7 thoughts on “Mathew Sheppard Brinson House, 1888, Jenkins County

  1. Buddy Moore

    This house was the country home of my Great grand aunt, Neta Sherrod Marbach and her husband, Frank Marbach in the 1930’s.
    Frank was the Jenkins County Sheriff during that time.

  2. Karen Masiello Beasley

    Ben, as you can see from above, the house was built in 1888, so you were dead on for dates. The original breezeway between kitchen/dining room spaces and the rest of the house was removed and a bathroom and den were added in that space. This will be revised and the den, etc., removed during the restoration. What I find interesting is that the original house has held up better than the den area.

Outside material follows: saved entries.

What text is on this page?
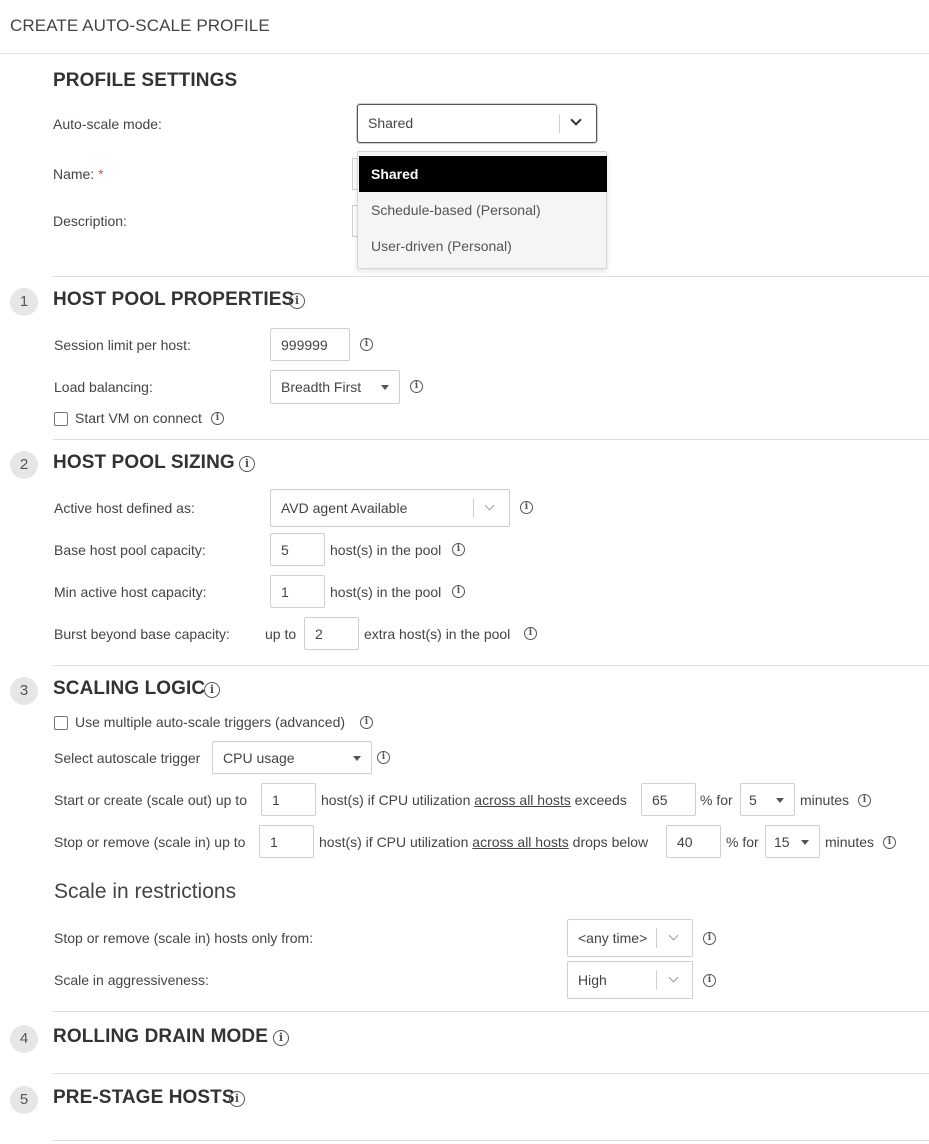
CREATE AUTO-SCALE PROFILE
PROFILE SETTINGS
Auto-scale mode:	Shared
Name: *
Description:
Shared
Schedule-based (Personal)
User-driven (Personal)
1	HOST POOL PROPERTIES i
Session limit per host:	999999	i
Load balancing:	Breadth First	i
Start VM on connect	i
2	HOST POOL SIZING i
Active host defined as:	AVD agent Available	i
Base host pool capacity:	5	host(s) in the pool	i
Min active host capacity:	1	host(s) in the pool	i
Burst beyond base capacity:	up to 2	extra host(s) in the pool	i
3	SCALING LOGIC i
Use multiple auto-scale triggers (advanced)	i
Select autoscale trigger CPU usage	i
Start or create (scale out) up to 1	host(s) if CPU utilization across all hosts exceeds 65 % for 5	minutes	i
Stop or remove (scale in) up to 1	host(s) if CPU utilization across all hosts drops below 40 % for 15	minutes	i
Scale in restrictions
Stop or remove (scale in) hosts only from:	<any time>	i
Scale in aggressiveness:	High	i
4	ROLLING DRAIN MODE i
5	PRE-STAGE HOSTS i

    We have our work cut out for us, that is certain, and other obligations limit our time there, but I look forward to one day being able to go to bed at night in this wonderful home! (Lots of wallpaper to peel, first, though, among other things!)

  3. Lewis Gay

    Enjoyed all pictures in Jenkins County. If interested, I own a house on 4126 Newton Road, South that is 100 years old. It was built by my great, great grandfather, John D. Newton. Passed down to his son, Benjamin F. Newton. Then to his daughter, Jongelyn Newton Penndorf. She passed away in April, 2012. She had no siblings and the home was willed to me at that time. My grandmother, Carrie Newton Clifton and her dad, Benjamin F. Newton were brother and sister and my mother, Ruth Dudley Clifton and her mother Myrtis Dudley Newton were sisters so we were always close. You might say the sister I never had. If interested, let me know. Barbara Clifton Gay Date: Sun, 1 Dec 2013 19:51:19 +0000 To:

  4. Ben Dooley

    Another beautiful house Brian. It has those lace or tracery columns similar to the “anti bellum” farm house you gave us a few weeks ago. The Italianate in America spanned the 1840’s through the 1890’s and reached its crest in the 1970’s. Based on the proportions, four square simplicity and pyramidal low slope roof, I think this house is from the later stages (1880-90?) of the Italianate and that the detail was original to the house. The proportions of the earlier example, I think dates it to the 1850’s. Both are great houses. I hope they are still around for many years.

  5. tincantourist41

    I hope that this beautiful home is being saved? It is stunning.